Он! Он, тот, которого она когда-то погубила!..

И шумел буйным шумом Дугаб, и звенели тихонько по кустам синички, и билось море внизу под скалами, а в душе старой Ганны пел-звенел старый необъятный бор на родной Волыни и вставали солнечные дни ее короткого молодого счастья… С мокрых деревьев летели и летели золотые кораблики, а из тихих зарослей понеслись к небу надрывные, полные тоски безысходной рыданья…

Долго искал Евгений Иванович в тот день старинный образок святого Пантелеймона, но так и не нашел. Делать было нечего. Он и так не забудет этой страшной ночи, кровавым рубцом легшей на всю его жизнь. Темным облаком стала она в его глазах, мученическое выражение которых теперь больше, чем когда-либо, было ясно и упорно не проходило.

— Вам письмо, барин, с почты принесли… — сказала ему совсем затихшая Ганна, глаза которой были заплаканы.

Штемпель Окшинска, но почерк, аккуратный и четкий, незнаком.

«Дорогому моему сыночку Женюшке шлю свой низкий поклон и благословение родительское, навеки нерушимое… — прочел он, и сразу сердце согрелось. — Что ты, сыночек, так долго загостился на чужой, дальней сторонушке? А ведь у тебя здесь дом свой, за которым хозяйский глаз нужен, и жена молодая, и детки хорошие, и мать старая. Все об тебе скучаем. А пишу это тебе не я, старуха безграмотная, а пишет подружка моя, игумения мать Таисия, а я говорю ей, что писать. Очень я, старуха, по тебе соскучилась, светик ты мой, так, что даже и ночей не сплю. Знаю, знаю, родимый, про горе твое, да способов нету изжить его — только разве терпение. Авось Господь услышит молитвы мои материнские и даст тебе в доме твоем покой, и счастие, и радость. Вспомни покойника папашу: не нам судить его, а тоже и с ним бывало тяжеленько. А ничего, жили, что поделаешь? Главное, деток своих помни, ангелочков чистых, об них заботься, об них думай. Ну да всего в письме не обскажешь — ты лучше приезжай поскорее сам… Мы уже рамы зимние вставили и топим. Любимой антоновки твоей я тебе намочила, как ты любишь, с брусникой, а сахару клала немного, по твоему вкусу. Мурат твой здоров, все с детками гуляет и все мне в глаза смотрит, точно спрашивает: да скоро ли хозяин мой приедет? А я говорю: скоро, собачка, скоро — потерпи и ты…»
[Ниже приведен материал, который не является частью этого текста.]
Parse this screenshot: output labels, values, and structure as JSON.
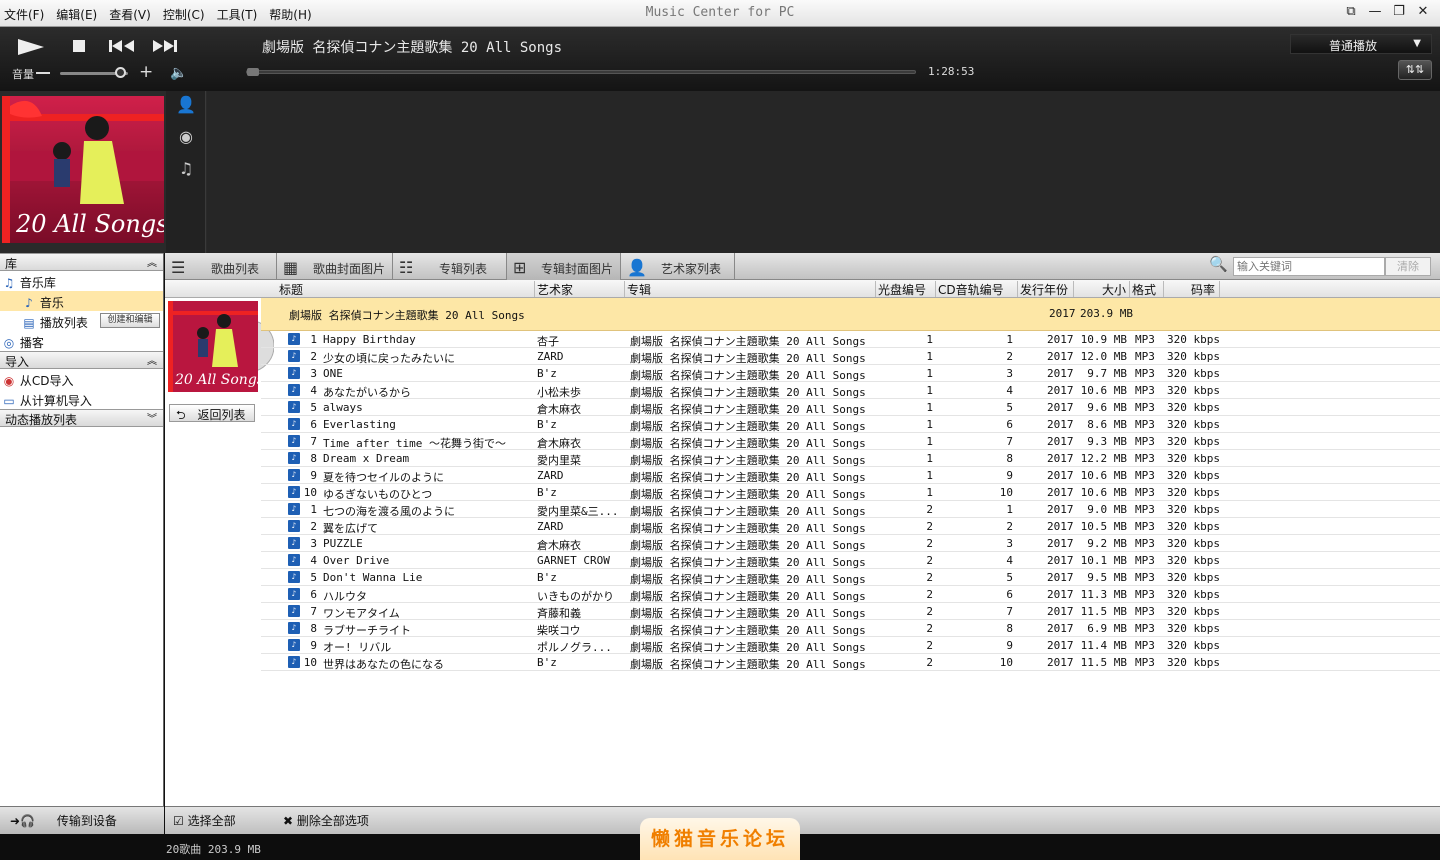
{
  "window": {
    "title": "Music Center for PC",
    "controls": [
      "⧉",
      "—",
      "❐",
      "✕"
    ]
  },
  "menu": [
    "文件(F)",
    "编辑(E)",
    "查看(V)",
    "控制(C)",
    "工具(T)",
    "帮助(H)"
  ],
  "player": {
    "now_playing": "劇場版 名探偵コナン主題歌集 20 All Songs",
    "volume_label": "音量",
    "volume_level": 0.9,
    "position": 0.0,
    "time": "1:28:53",
    "mode": "普通播放",
    "eq_icon": "equalizer-icon"
  },
  "sidebar": {
    "library_header": "库",
    "music_library": "音乐库",
    "music": "音乐",
    "playlists": "播放列表",
    "create_edit": "创建和编辑",
    "podcast": "播客",
    "import_header": "导入",
    "from_cd": "从CD导入",
    "from_pc": "从计算机导入",
    "dynamic_header": "动态播放列表",
    "transfer": "传输到设备"
  },
  "tabs": [
    "歌曲列表",
    "歌曲封面图片",
    "专辑列表",
    "专辑封面图片",
    "艺术家列表"
  ],
  "active_tab": 3,
  "search": {
    "placeholder": "输入关键词",
    "clear": "清除"
  },
  "columns": {
    "title": "标题",
    "artist": "艺术家",
    "album": "专辑",
    "disc": "光盘编号",
    "track": "CD音轨编号",
    "year": "发行年份",
    "size": "大小",
    "format": "格式",
    "bitrate": "码率"
  },
  "album": {
    "name": "劇場版 名探偵コナン主題歌集 20 All Songs",
    "year": "2017",
    "size": "203.9 MB",
    "back": "返回列表"
  },
  "songs": [
    {
      "n": "1",
      "title": "Happy Birthday",
      "artist": "杏子",
      "disc": "1",
      "track": "1",
      "size": "10.9 MB"
    },
    {
      "n": "2",
      "title": "少女の頃に戻ったみたいに",
      "artist": "ZARD",
      "disc": "1",
      "track": "2",
      "size": "12.0 MB"
    },
    {
      "n": "3",
      "title": "ONE",
      "artist": "B'z",
      "disc": "1",
      "track": "3",
      "size": "9.7 MB"
    },
    {
      "n": "4",
      "title": "あなたがいるから",
      "artist": "小松未歩",
      "disc": "1",
      "track": "4",
      "size": "10.6 MB"
    },
    {
      "n": "5",
      "title": "always",
      "artist": "倉木麻衣",
      "disc": "1",
      "track": "5",
      "size": "9.6 MB"
    },
    {
      "n": "6",
      "title": "Everlasting",
      "artist": "B'z",
      "disc": "1",
      "track": "6",
      "size": "8.6 MB"
    },
    {
      "n": "7",
      "title": "Time after time ～花舞う街で～",
      "artist": "倉木麻衣",
      "disc": "1",
      "track": "7",
      "size": "9.3 MB"
    },
    {
      "n": "8",
      "title": "Dream x Dream",
      "artist": "愛内里菜",
      "disc": "1",
      "track": "8",
      "size": "12.2 MB"
    },
    {
      "n": "9",
      "title": "夏を待つセイルのように",
      "artist": "ZARD",
      "disc": "1",
      "track": "9",
      "size": "10.6 MB"
    },
    {
      "n": "10",
      "title": "ゆるぎないものひとつ",
      "artist": "B'z",
      "disc": "1",
      "track": "10",
      "size": "10.6 MB"
    },
    {
      "n": "1",
      "title": "七つの海を渡る風のように",
      "artist": "愛内里菜&三...",
      "disc": "2",
      "track": "1",
      "size": "9.0 MB"
    },
    {
      "n": "2",
      "title": "翼を広げて",
      "artist": "ZARD",
      "disc": "2",
      "track": "2",
      "size": "10.5 MB"
    },
    {
      "n": "3",
      "title": "PUZZLE",
      "artist": "倉木麻衣",
      "disc": "2",
      "track": "3",
      "size": "9.2 MB"
    },
    {
      "n": "4",
      "title": "Over Drive",
      "artist": "GARNET CROW",
      "disc": "2",
      "track": "4",
      "size": "10.1 MB"
    },
    {
      "n": "5",
      "title": "Don't Wanna Lie",
      "artist": "B'z",
      "disc": "2",
      "track": "5",
      "size": "9.5 MB"
    },
    {
      "n": "6",
      "title": "ハルウタ",
      "artist": "いきものがかり",
      "disc": "2",
      "track": "6",
      "size": "11.3 MB"
    },
    {
      "n": "7",
      "title": "ワンモアタイム",
      "artist": "斉藤和義",
      "disc": "2",
      "track": "7",
      "size": "11.5 MB"
    },
    {
      "n": "8",
      "title": "ラブサーチライト",
      "artist": "柴咲コウ",
      "disc": "2",
      "track": "8",
      "size": "6.9 MB"
    },
    {
      "n": "9",
      "title": "オー! リバル",
      "artist": "ポルノグラ...",
      "disc": "2",
      "track": "9",
      "size": "11.4 MB"
    },
    {
      "n": "10",
      "title": "世界はあなたの色になる",
      "artist": "B'z",
      "disc": "2",
      "track": "10",
      "size": "11.5 MB"
    }
  ],
  "song_common": {
    "album": "劇場版 名探偵コナン主題歌集 20 All Songs",
    "year": "2017",
    "format": "MP3",
    "bitrate": "320 kbps"
  },
  "bottom": {
    "select_all": "选择全部",
    "delete_all": "删除全部选项"
  },
  "status": "20歌曲 203.9 MB",
  "watermark": "懒猫音乐论坛",
  "cover_text": "20 All Songs"
}
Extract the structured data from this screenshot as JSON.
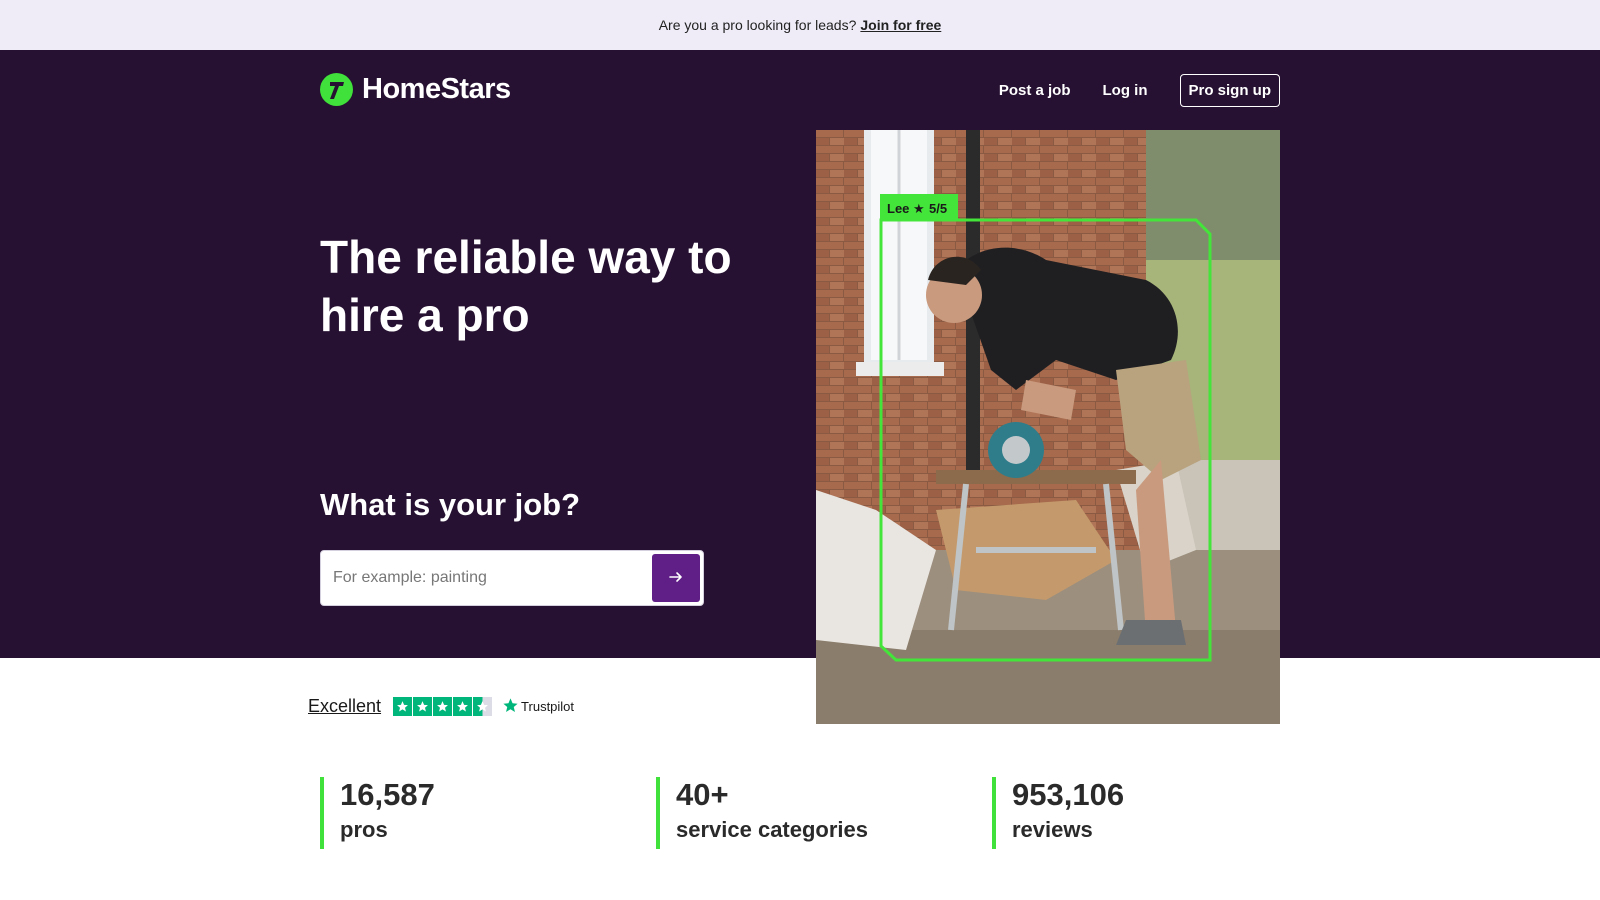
{
  "promo": {
    "text": "Are you a pro looking for leads?",
    "link": "Join for free"
  },
  "brand": {
    "name": "HomeStars",
    "logo_icon": "hammer-logo-icon",
    "accent": "#40e13a",
    "hero_bg": "#261132",
    "button_bg": "#5f1f87"
  },
  "nav": {
    "post_job": "Post a job",
    "login": "Log in",
    "pro_signup": "Pro sign up"
  },
  "hero": {
    "headline": "The reliable way to hire a pro",
    "job_question": "What is your job?"
  },
  "search": {
    "placeholder": "For example: painting",
    "value": "",
    "submit_icon": "arrow-right-icon"
  },
  "photo": {
    "tag_name": "Lee",
    "tag_rating": "5/5"
  },
  "trustpilot": {
    "rating_text": "Excellent",
    "stars": 4.5,
    "brand": "Trustpilot"
  },
  "stats": [
    {
      "value": "16,587",
      "label": "pros"
    },
    {
      "value": "40+",
      "label": "service categories"
    },
    {
      "value": "953,106",
      "label": "reviews"
    }
  ]
}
В глазах Евгения Ивановича стояли слезы. Сердце точно растопилось, согрелось, очистилось. Он понюхал письмо — от него хорошо, уютно пахло ладаном, чистотой и тишиной келий. И, как живая, встала та, оставленная жизнь: тихий городок, уже вставивший зимние рамы, и стройные столбики дымков в морозном воздухе, и перезвон старинных колоколенок, и древлий сон, Княжой монастырь в вековом бору, и все те милые люди, с которыми он там жил… А посреди всего этого — образ матери своей многострадавшей, благообразной, тихой, строгой и ласковой…

На другой же день, схоронив — после нудного визита урядника — деда Бурку, Евгений Иванович поехал домой…

XXVII

СМЕНА

Тихий Окшинск возбужденно зашумел: не только сам, то есть губернатор, но и его вице получили вдруг такое назначение в Петербург, что все буквально ахнули. И востроглазая Лариса Сергеевна, вице-губернаторша, делая прощальные визиты, всем по секрету рассказывала, что сам получил вместе с назначением и уморительную по безграмотности записку от старца: «милой дорогой ну вот и устроил спомощею божей твое дело…» Она страшно хохотала. Провожали администраторов с небывалой помпой: все понимали, что теперь фон Штирен пойдет далеко…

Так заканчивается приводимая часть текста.